Brothers donate POW crafts to museum

Staff writer

When Bill and Charles Jacobs were growing up, two items in their home fascinated them. They loved to ask about them or get permission to play with them, because it usually led to hearing stories about the German prisoners of war that were housed in Peabody from 1943 to 1945.

Their father, William Jacobs Sr., was a guard at the POW camp in the Eyestone building (now Heckendorn) at Second and Vine streets. The German prisoners their father guarded during World War II made the items that fascinated young Charles and Bill.

A lightweight wooden replica of a German bomber with a swastika on the tail is one item they enjoyed playing with. They were careful with the plane and it remained in surprisingly good condition throughout their childhoods.

A second item made by a German prisoner of war is a wooden desk set that consists of a slanted wooden tray with grooves carved out to hold pens and pencils. The stand has two small wooden boxes attached. Each box has a lid and is capable of holding a small bottle of ink like people used in the 1940s.

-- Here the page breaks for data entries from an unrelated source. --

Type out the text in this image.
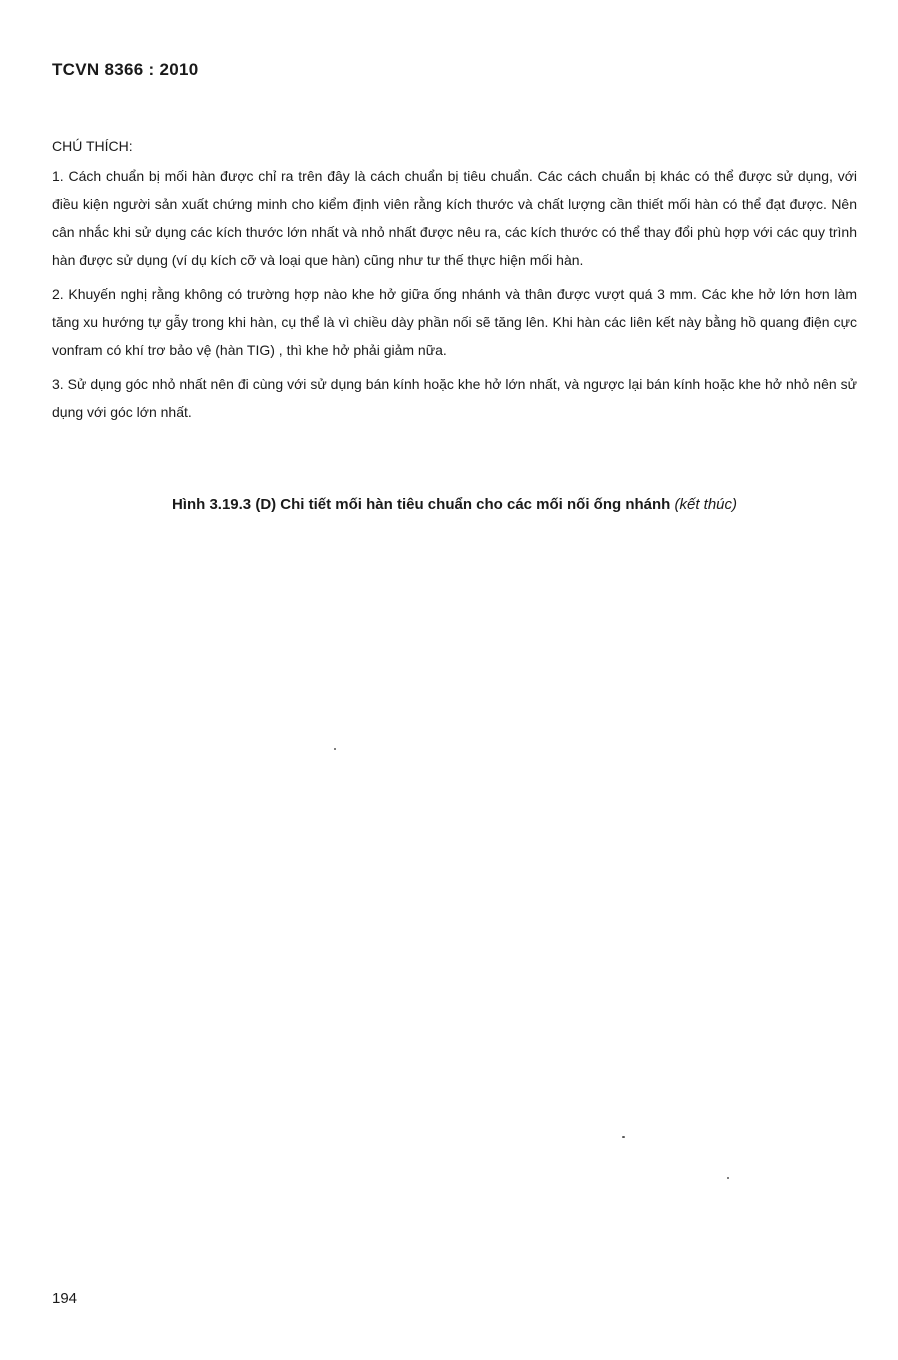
TCVN 8366 : 2010
CHÚ THÍCH:

1. Cách chuẩn bị mối hàn được chỉ ra trên đây là cách chuẩn bị tiêu chuẩn. Các cách chuẩn bị khác có thể được sử dụng, với điều kiện người sản xuất chứng minh cho kiểm định viên rằng kích thước và chất lượng cần thiết mối hàn có thể đạt được. Nên cân nhắc khi sử dụng các kích thước lớn nhất và nhỏ nhất được nêu ra, các kích thước có thể thay đổi phù hợp với các quy trình hàn được sử dụng (ví dụ kích cỡ và loại que hàn) cũng như tư thế thực hiện mối hàn.

2. Khuyến nghị rằng không có trường hợp nào khe hở giữa ống nhánh và thân được vượt quá 3 mm. Các khe hở lớn hơn làm tăng xu hướng tự gẫy trong khi hàn, cụ thể là vì chiều dày phần nối sẽ tăng lên. Khi hàn các liên kết này bằng hồ quang điện cực vonfram có khí trơ bảo vệ (hàn TIG) , thì khe hở phải giảm nữa.

3. Sử dụng góc nhỏ nhất nên đi cùng với sử dụng bán kính hoặc khe hở lớn nhất, và ngược lại bán kính hoặc khe hở nhỏ nên sử dụng với góc lớn nhất.

Hình 3.19.3 (D) Chi tiết mối hàn tiêu chuẩn cho các mối nối ống nhánh (kết thúc)
194
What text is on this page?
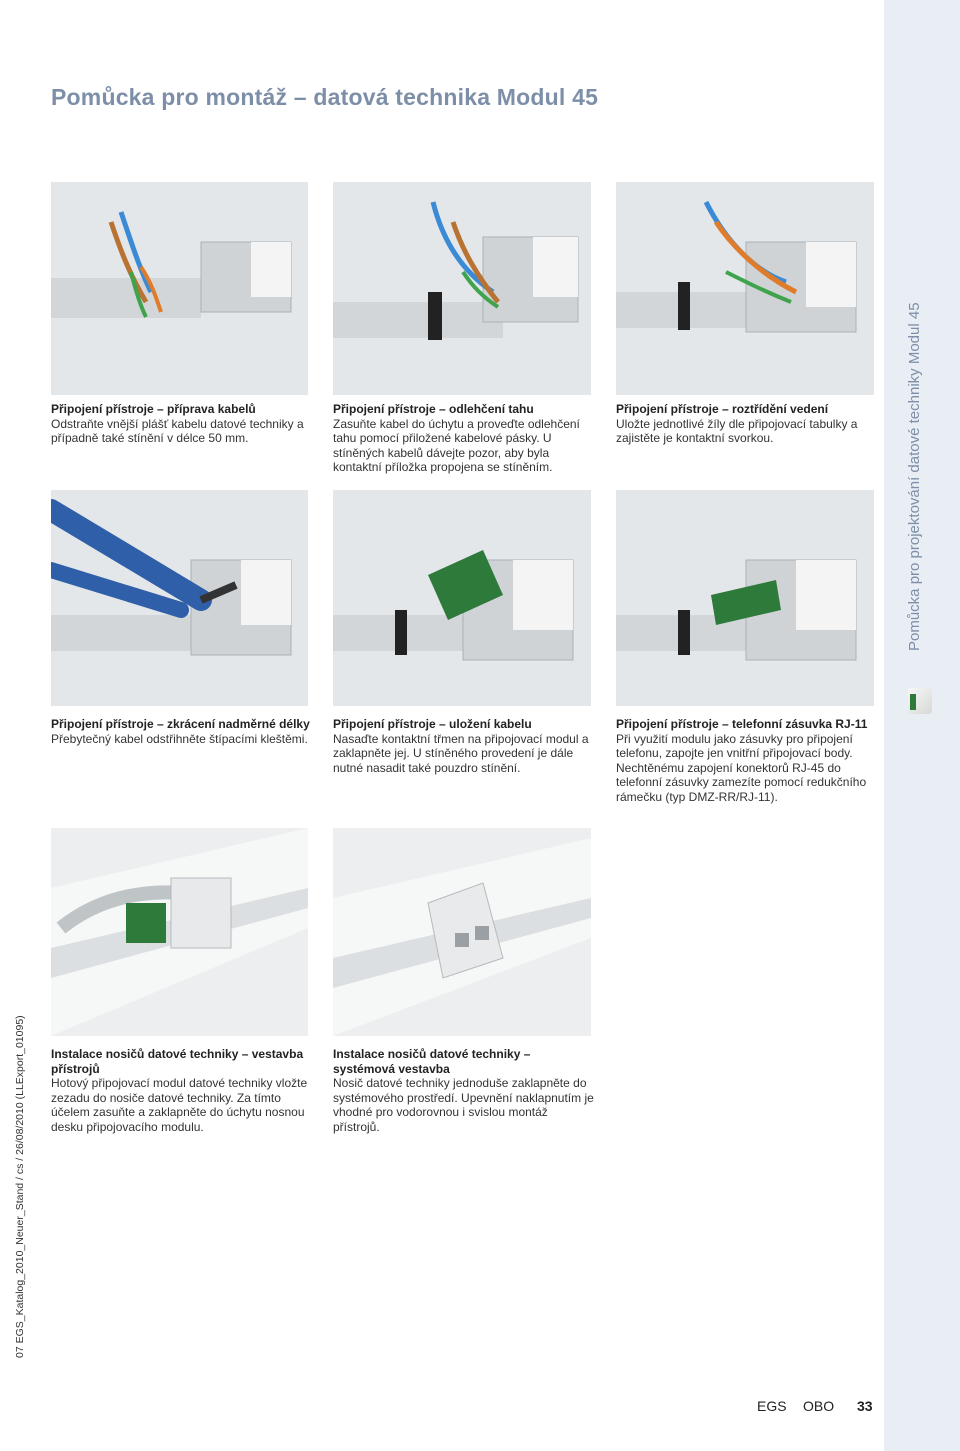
Pomůcka pro montáž – datová technika Modul 45
Pomůcka pro projektování datové techniky Modul 45
07 EGS_Katalog_2010_Neuer_Stand / cs / 26/08/2010 (LLExport_01095)
Připojení přístroje – příprava kabelů
Odstraňte vnější plášť kabelu datové techniky a případně také stínění v délce 50 mm.
Připojení přístroje – odlehčení tahu
Zasuňte kabel do úchytu a proveďte odlehčení tahu pomocí přiložené kabelové pásky. U stíněných kabelů dávejte pozor, aby byla kontaktní příložka propojena se stíněním.
Připojení přístroje – roztřídění vedení
Uložte jednotlivé žíly dle připojovací tabulky a zajistěte je kontaktní svorkou.
Připojení přístroje – zkrácení nadměrné délky
Přebytečný kabel odstřihněte štípacími kleštěmi.
Připojení přístroje – uložení kabelu
Nasaďte kontaktní třmen na připojovací modul a zaklapněte jej. U stíněného provedení je dále nutné nasadit také pouzdro stínění.
Připojení přístroje – telefonní zásuvka RJ-11
Při využití modulu jako zásuvky pro připojení telefonu, zapojte jen vnitřní připojovací body. Nechtěnému zapojení konektorů RJ-45 do telefonní zásuvky zamezíte pomocí redukčního rámečku (typ DMZ-RR/RJ-11).
Instalace nosičů datové techniky – vestavba přístrojů
Hotový připojovací modul datové techniky vložte zezadu do nosiče datové techniky. Za tímto účelem zasuňte a zaklapněte do úchytu nosnou desku připojovacího modulu.
Instalace nosičů datové techniky – systémová vestavba
Nosič datové techniky jednoduše zaklapněte do systémového prostředí. Upevnění naklapnutím je vhodné pro vodorovnou i svislou montáž přístrojů.
EGS OBO 33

There is a backdrop attached to the piece on which the prisoner carved a palm tree, the eagle and swastika insignia of the Third Reich, and what appears to be a guard tower.

“We used to wonder why the soldier would have carved a palm tree,” said Bill Jacobs. “For a long time, I guess we just thought there were palm trees in Germany. Then one time, Dad said, ‘No, the soldiers fought with Rommel in the Afrika Corps.’ Africa was where they had been when they were captured.”

“Dad was from Danville, Va. He was drafted when he was 36 so he was older than most of the men who came here to serve as guards,” Charles said. “He was sent to Fort Riley first and then transferred here. He always said this was a prisoner of war annex. There were lots of towns with POW camps, but he stayed in Peabody.”

“He met my mom, Frances Hass, and they were married after the war,” he added.

The brothers felt that their father had a place in an interesting part of Peabody’s history and decided the POW pieces should stay in the community.

“We used to love to get our dad to tell us stories about the war,” Charles said. “And our Uncle Russell — when he came to visit, we’d sit real quiet and listen to them talk. I just wish we had thought to write down what they said.”

The brothers asked their dad how the prisoners got the materials and tools to make the items.

“He told us to remember that back then there were no televisions and that the men were prisoners, they didn’t get a lot of privileges. And there wasn’t much to do in the evenings so they built little things to keep busy,” said Bill. “Dad said that back then most things were shipped in wooden crates — some rather flimsy and some pretty good and sturdy. They would scavenge that stuff and work on making things they could trade to the guards or the farmers they worked for and get cigarettes, candy, and the like.”

“He told us that sometimes they would make their own primitive tools, but lots of times, the guards let them use chisels, knives, and other tools. The guards trusted them,” he said. “The prisoners of war who were here were mostly average Germans, not Nazis, and they didn’t want to cause trouble and get sent back to Fort Riley.

“Dad said that many of the Germans were resourceful and could make just about anything,” Charles said. “He told us that one time he took a detail to the dump and someone had thrown away a sheet of stainless steel. A couple of the prisoners asked if they could have it and they ended up making two stainless steel sinks out of it.

“He had lots of stories like that about prisoners.”

Several months ago, Bill and Charles, who now lives in Geneseo, decided they would like to donate the items and some of the remaining pieces of their father’s Army uniform to the Peabody Historical Society in memory of their parents.

They recently stood on the steps of the old POW camp entrance and presented the items to Marilyn Jones and Pauline McPheeters of the Peabody Historical Society.

“We are always grateful when people like the Jacobs brothers make the effort to keep pieces of Peabody history in the community,” said Jones. “These are one-of-a-kind items that are impossible to duplicate. They will be a wonderful addition to the museum.”